Reputation: 4135
This probably measures how pythonic you are. I'm playing around trying to learn python so Im not close to being pythonic enough. The infile is a dummy patriline and I want a list of father son.
infile:
haffi jolli dkkdk lkskkk lkslll sdkjl kljdsfl klsdlj sdklja asldjkl
code:
def main():
infile = open('C:\Users\Notandi\Desktop\patriline.txt', 'r')
line = infile.readline()
tmpstr = line.split('\t')
for i in tmpstr[::2]:
print i, '\t', i + 1
infile.close()
main()
The issue is i + 1
; I want to print out two strings in every line.
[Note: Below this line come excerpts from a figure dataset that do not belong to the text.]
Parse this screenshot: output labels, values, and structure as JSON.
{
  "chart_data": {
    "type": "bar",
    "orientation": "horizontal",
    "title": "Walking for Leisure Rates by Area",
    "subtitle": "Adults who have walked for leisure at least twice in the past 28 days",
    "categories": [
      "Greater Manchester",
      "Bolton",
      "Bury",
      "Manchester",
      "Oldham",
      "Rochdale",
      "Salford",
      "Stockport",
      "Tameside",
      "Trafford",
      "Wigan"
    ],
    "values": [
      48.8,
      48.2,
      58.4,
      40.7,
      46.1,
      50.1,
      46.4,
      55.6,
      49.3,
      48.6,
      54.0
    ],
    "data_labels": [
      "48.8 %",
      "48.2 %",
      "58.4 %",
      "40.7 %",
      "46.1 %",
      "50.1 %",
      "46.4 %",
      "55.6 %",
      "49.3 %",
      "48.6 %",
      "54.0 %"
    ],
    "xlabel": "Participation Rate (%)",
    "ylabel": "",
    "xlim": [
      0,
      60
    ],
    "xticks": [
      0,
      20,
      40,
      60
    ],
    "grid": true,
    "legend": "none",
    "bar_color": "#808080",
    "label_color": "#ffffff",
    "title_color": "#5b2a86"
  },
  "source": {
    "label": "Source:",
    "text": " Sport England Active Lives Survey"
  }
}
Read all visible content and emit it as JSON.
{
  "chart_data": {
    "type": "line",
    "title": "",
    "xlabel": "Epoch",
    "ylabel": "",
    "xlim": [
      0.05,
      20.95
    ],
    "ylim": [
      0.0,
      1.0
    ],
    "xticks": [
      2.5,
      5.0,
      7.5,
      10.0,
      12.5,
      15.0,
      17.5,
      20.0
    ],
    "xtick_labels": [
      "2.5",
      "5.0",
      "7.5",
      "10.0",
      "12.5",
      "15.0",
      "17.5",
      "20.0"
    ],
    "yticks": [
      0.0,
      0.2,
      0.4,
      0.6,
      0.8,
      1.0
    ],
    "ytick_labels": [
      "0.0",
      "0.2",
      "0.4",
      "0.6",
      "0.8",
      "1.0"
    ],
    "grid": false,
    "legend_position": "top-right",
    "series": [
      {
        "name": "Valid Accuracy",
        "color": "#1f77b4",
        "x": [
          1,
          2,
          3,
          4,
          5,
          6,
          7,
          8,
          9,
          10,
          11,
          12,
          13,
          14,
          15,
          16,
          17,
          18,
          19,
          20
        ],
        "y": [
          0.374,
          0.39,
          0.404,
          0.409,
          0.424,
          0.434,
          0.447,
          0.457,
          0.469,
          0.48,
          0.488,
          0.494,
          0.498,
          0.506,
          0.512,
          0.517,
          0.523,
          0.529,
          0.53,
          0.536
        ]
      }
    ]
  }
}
Is this clear?
Upvotes: 3
Views: 286
Reputation: 180
I'd use the with statement here, which if you're using an older version of python you need to import:
from __future__ import with_statement
for the actual code, if you can afford to load the whole file into memory twice (ie, it's pretty small) I would do this:
def main():
with open('C:\Users\Notandi\Desktop\patriline.txt', 'r') as f:
strings = f.read().split('\t')
for father, son in zip(string, string[1:]):
print "%s \t %s" % (father, son)
main()
That way you skip the last line with out having too much overhead to not include the childless leaf at the end, which is think is what you were asking for(?)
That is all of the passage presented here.